In this step, we can obtain the probability of the LLM predicting the token “Apple” after reading each different document. If connecting Document #2 with the Query results in the highest probability for the LLM predicting the token “Apple”, then we can imagine that Document #2 is the most suitable for the current Query!

Through this method, we can calculate the probability value of each document for the correct Token, called LM Likelihood. Our ultimate goal is to make the Retrieval Likelihood as close as possible to the LM Likelihood, so the KL Divergence between these two Likelihoods can be used as the Loss to update the Retriever.

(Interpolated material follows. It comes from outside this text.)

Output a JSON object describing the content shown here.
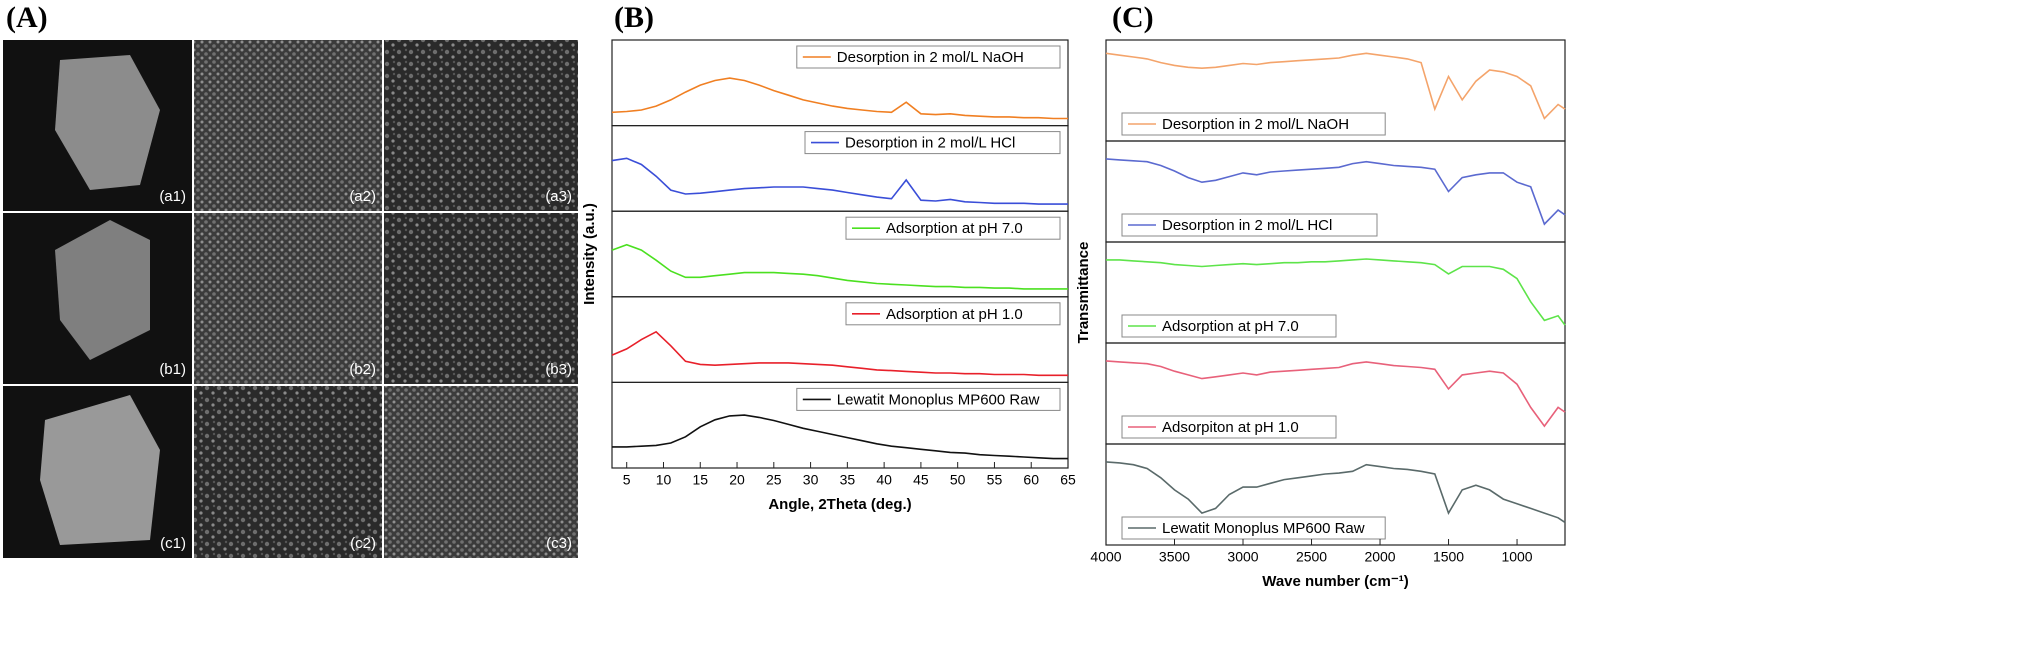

Once the Retriever is updated, the Embeddings of all documents that we pre-calculated and stored in the External Database will become outdated. Therefore, the authors chose to update the Embeddings of all documents in the External Database after updating the Retriever T times!

Info

I think this training method is quite intuitive and effective. Since the training direction of the Retriever is determined by the LLM, subsequent RAG methods often refer to this training method as LLM-Supervised!

5 REPLUG Experimental Results

[Table 1] Both REPLUG and REPLUG LSR consistently enhanced the performance of different language models.

From the experimental results in Table 1, it can be seen that regardless of which version of GPT2 or GPT3 is used, their performance improves when combined with REPLUG’s Inference Time technique (+ REPLUG). If the Retriever is further trained, the performance improves even more (+ REPLUG LSR).

[Table 2] REPLUG and REPLUG LSR improve Codex performance on MMLU categories, with 4.5% and 5.1% gains respectively.

In the experiment shown in Table 2, the authors used the MMLU Dataset, which is divided into 4 categories. Among them, Codex, PaLM, and Flan-PaLM are the three Baselines with the best performance on the MMLU Dataset Leaderboard. Atlas is used as a RAG method Baseline. It can be seen that adding the techniques proposed in this paper to Codex improves its performance.

6 Conclusion

This article briefly introduced the NAACL 2024 RAG paper — REPLUG: Retrieval-Augmented Black-Box Language Models. It mainly focuses on improving the output quality of Block-box LLMs by using the Ensemble Output Distribution technique during the Inference Stage, allowing the LLM’s output to consider multiple different documents simultaneously. It also proposes an LLM-Supervised method during the Training Stage to train the Retriever to retrieve documents suitable for the LLM, thus improving the LLM’s output quality.